Je m'explique. Mon père fait partie de ces gens qui n'ont pas de chance. Pleine puberté, la phrase qui grandit, qui s'embellit. Et un jour. Un réveil. Une horreur. Plus rien. Jamais il n'a su ce qui s'est passé. Peut être qu'il ou elle s'est fait écraser en traversant la rue. Peut être qu'il ou elle s'est faite manger par un ragondin. On le saura jamais hein. Mais c'est pas grave. Y'a plein de gens qui vivent sans rencontrer leur âme sœur. Papa l'a toujours pris avec philosophie. Au moins, c'était un couperet de moins sur la tête. Et puis ça n’empêche pas de tomber amoureux.
Je suis sur que lui et maman se sont aimés. Elle, elle avait encore sa phrase, mais elle s'en foutait. Elle était amoureuse de papa. Ils ont eu un enfant. Moi. Jamais rien aurait pu briser ça hein. Hein ? Ben si en fait. J'avais quoi … Trois ans ? Maman, au détour d'une rue, tombe sur un beau brun ténébreux. Première chose qui sort de la bouche l'un de l'autre ? Leur phrase. J'étais pas là. Mais quand ils sont rentrés, papa pleurait toute sa vie. Maman est partie peu après.
Papa m'a toujours dit qu'il n'avait jamais haï maman pour ça. Moi oui. Il était pas près pour s'occuper d'un gamin tout seul mon papa. Il a essayé hein. Il a aussi essayé de recontacter maman. Mais celui qui veut maintenant absolument que je l'appelle beau-papa a toujours refusé qu'elle revienne en contact avec nous.
Pour mes seize ans, mon cadeau ça a été que papa aie un cancer. Il a fallu que j’arrête l'école. Que je trouve un travail.
Parfois, je réponds que c'est à cause d'un écharpe.
Je m'explique. Je balayais la rue le jour de mes 17 ans quand je me suis pris une écharpe dans le visage.

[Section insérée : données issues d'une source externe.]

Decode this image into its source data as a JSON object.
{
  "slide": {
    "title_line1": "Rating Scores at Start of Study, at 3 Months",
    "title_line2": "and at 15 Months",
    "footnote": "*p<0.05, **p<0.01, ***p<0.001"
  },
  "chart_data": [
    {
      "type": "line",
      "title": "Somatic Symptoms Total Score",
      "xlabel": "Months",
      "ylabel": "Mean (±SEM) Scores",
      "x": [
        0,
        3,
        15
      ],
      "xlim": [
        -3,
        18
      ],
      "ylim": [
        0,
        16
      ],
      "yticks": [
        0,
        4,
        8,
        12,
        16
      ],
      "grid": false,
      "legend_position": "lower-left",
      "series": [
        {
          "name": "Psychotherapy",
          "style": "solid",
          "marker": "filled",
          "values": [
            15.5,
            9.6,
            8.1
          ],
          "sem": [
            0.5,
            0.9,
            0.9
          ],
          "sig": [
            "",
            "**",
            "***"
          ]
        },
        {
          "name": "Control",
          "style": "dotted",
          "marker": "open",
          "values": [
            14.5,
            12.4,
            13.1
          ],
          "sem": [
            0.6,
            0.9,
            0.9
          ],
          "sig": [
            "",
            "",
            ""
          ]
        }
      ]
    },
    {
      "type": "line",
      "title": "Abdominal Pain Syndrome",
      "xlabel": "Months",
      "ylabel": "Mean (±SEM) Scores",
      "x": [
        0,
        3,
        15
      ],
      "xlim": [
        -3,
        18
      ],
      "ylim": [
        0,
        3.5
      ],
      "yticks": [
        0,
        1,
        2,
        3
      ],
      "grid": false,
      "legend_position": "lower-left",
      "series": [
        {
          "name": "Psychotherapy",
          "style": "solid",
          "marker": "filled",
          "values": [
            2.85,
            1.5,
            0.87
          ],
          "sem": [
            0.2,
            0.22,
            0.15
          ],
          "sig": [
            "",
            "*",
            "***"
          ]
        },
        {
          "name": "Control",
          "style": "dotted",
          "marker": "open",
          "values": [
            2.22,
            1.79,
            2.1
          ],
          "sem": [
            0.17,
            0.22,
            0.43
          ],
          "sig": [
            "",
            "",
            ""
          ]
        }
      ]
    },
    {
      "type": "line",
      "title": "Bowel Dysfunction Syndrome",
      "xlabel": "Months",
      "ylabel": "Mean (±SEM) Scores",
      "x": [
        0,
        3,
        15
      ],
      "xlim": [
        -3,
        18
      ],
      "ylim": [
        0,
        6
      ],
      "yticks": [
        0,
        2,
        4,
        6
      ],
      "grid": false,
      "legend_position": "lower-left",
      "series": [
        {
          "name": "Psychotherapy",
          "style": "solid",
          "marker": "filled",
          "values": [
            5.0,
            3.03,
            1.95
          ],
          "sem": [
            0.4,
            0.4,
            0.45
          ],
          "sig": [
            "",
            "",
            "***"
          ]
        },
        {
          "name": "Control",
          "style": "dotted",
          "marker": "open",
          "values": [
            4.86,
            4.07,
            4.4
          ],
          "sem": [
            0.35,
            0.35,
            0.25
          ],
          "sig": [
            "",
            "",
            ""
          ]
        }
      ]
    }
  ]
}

Complètement aveuglé. J'ai juste entendu une voix féminine.
« Dis donc, tu dois être l'homme le plus chanceux toi ? »
Je m'en souviens encore. Mon cœur n'a fait qu'un tour. Ma phrase. C'était elle. Vite, trouver un truc cool à dire.
« Je sais, on me le dit souvent. »
Elle a ri. On a pris un café. Je sentais cette pression monter en moi. C'est étrange, quand on y pense. C'est cette force là qui avait poussé maman a quitter papa. Cet amour indicible. C'était elle. Oui. Pas de doute. C'était elle mon âme sœur.
Vous allez me demander le problème, non ?
Et bien le problème, c'est que j'étais visiblement pas son âme sœur. Je sais ce que vous allez me dire. C'est pas possible. Regardez moi. Mes doigts pleins de cicatrices car ils passent leur temps à se prendre dans les portes. Mon nom. C'est JUSTE. MA. PUTAIN. DE. CHANCE. Vous comprennez pourquoi je suis comme ça maintenant ?
En plus, six mois plus tard, papa est mort.
Maintenant, célibataire, travail de merde, vie de merde, chance de merde, haine contre l'univers de merde.
J'ai plus que mes chiens et le groupe de soutien pour moi.
Merde.
Toi
Je suis la raison pour laquelle on ne peut pas avoir de jolies choses.